Les derniers - Sophie Nahum

Sophie Nahum : raconter la Shoah 

Sophie Rosemont

«Vous avez de la chance, ce sont les derniers que vous voyez là », lui a dit Ginette Kolinka. À 96 ans, elle est l’une des rares rescapées françaises d’Auschwitz encore en vie. Sophie Nahum tient alors le titre de son projet, dans lequel elle s’est lancée il y a déjà près de dix ans. Alors réalisatrice de non-fiction pour plusieurs chaînes, elle tourne Young et moi (2015), documentaire incarné où Tomer Sisley part sur les traces du jeune champion de boxe Young Perez, disparu en déportation. Dans le sillage de ce film, elle lance Les Derniers dès 2017. L’objectif : faire témoigner les Juifs français qui ont vécu la Shoah.

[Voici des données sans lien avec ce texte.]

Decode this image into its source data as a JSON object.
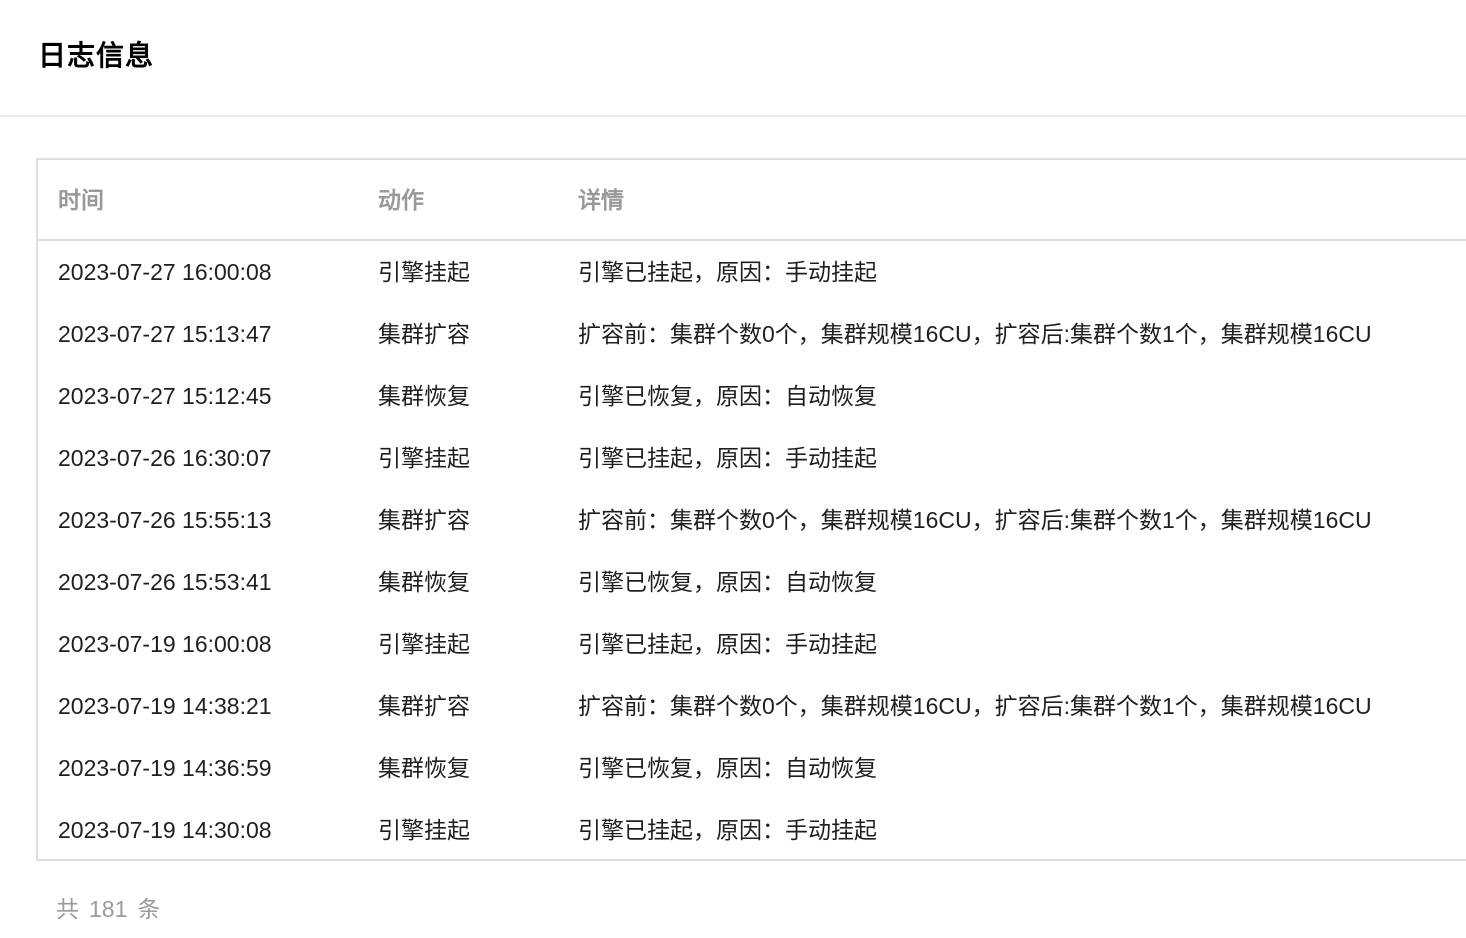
{
  "panel": {
    "title": "日志信息"
  },
  "table": {
    "headers": {
      "time": "时间",
      "action": "动作",
      "detail": "详情"
    },
    "rows": [
      {
        "time": "2023-07-27 16:00:08",
        "action": "引擎挂起",
        "detail": "引擎已挂起，原因：手动挂起"
      },
      {
        "time": "2023-07-27 15:13:47",
        "action": "集群扩容",
        "detail": "扩容前：集群个数0个，集群规模16CU，扩容后:集群个数1个，集群规模16CU"
      },
      {
        "time": "2023-07-27 15:12:45",
        "action": "集群恢复",
        "detail": "引擎已恢复，原因：自动恢复"
      },
      {
        "time": "2023-07-26 16:30:07",
        "action": "引擎挂起",
        "detail": "引擎已挂起，原因：手动挂起"
      },
      {
        "time": "2023-07-26 15:55:13",
        "action": "集群扩容",
        "detail": "扩容前：集群个数0个，集群规模16CU，扩容后:集群个数1个，集群规模16CU"
      },
      {
        "time": "2023-07-26 15:53:41",
        "action": "集群恢复",
        "detail": "引擎已恢复，原因：自动恢复"
      },
      {
        "time": "2023-07-19 16:00:08",
        "action": "引擎挂起",
        "detail": "引擎已挂起，原因：手动挂起"
      },
      {
        "time": "2023-07-19 14:38:21",
        "action": "集群扩容",
        "detail": "扩容前：集群个数0个，集群规模16CU，扩容后:集群个数1个，集群规模16CU"
      },
      {
        "time": "2023-07-19 14:36:59",
        "action": "集群恢复",
        "detail": "引擎已恢复，原因：自动恢复"
      },
      {
        "time": "2023-07-19 14:30:08",
        "action": "引擎挂起",
        "detail": "引擎已挂起，原因：手动挂起"
      }
    ]
  },
  "footer": {
    "total_prefix": "共",
    "total_count": "181",
    "total_suffix": "条"
  }
}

Elle les filme, les enregistre pour le format podcast, et rassemble ces verbatim dans une série de livres. Le premier est dédié aux survivants des camps, le second aux enfants cachés. Ils racontent leur parcours : le basculement, l’arrestation, l’arrivée au camp ou la vie cachée, la libération, l’après-guerre. Passionnée de documentaire, Nahum mesure sa « chance de rencontrer ces personnes qui ont tant de choses à dire » : « En croisant les témoignages, on constate à quel point les parcours sont à la fois individuels et similaires, dit-elle. Chez les déportés, on retrouve le silence, les cauchemars, la difficulté à faire des enfants… » Pour la réalisatrice, il faut « rentrer dans la grande histoire en passant par la petite, et ainsi retracer un parcours collectif. Pour les plus jeunes, cela permet d’éviter l’écueil des dates et des chiffres… et de rendre accessible un sujet a priori ardu ».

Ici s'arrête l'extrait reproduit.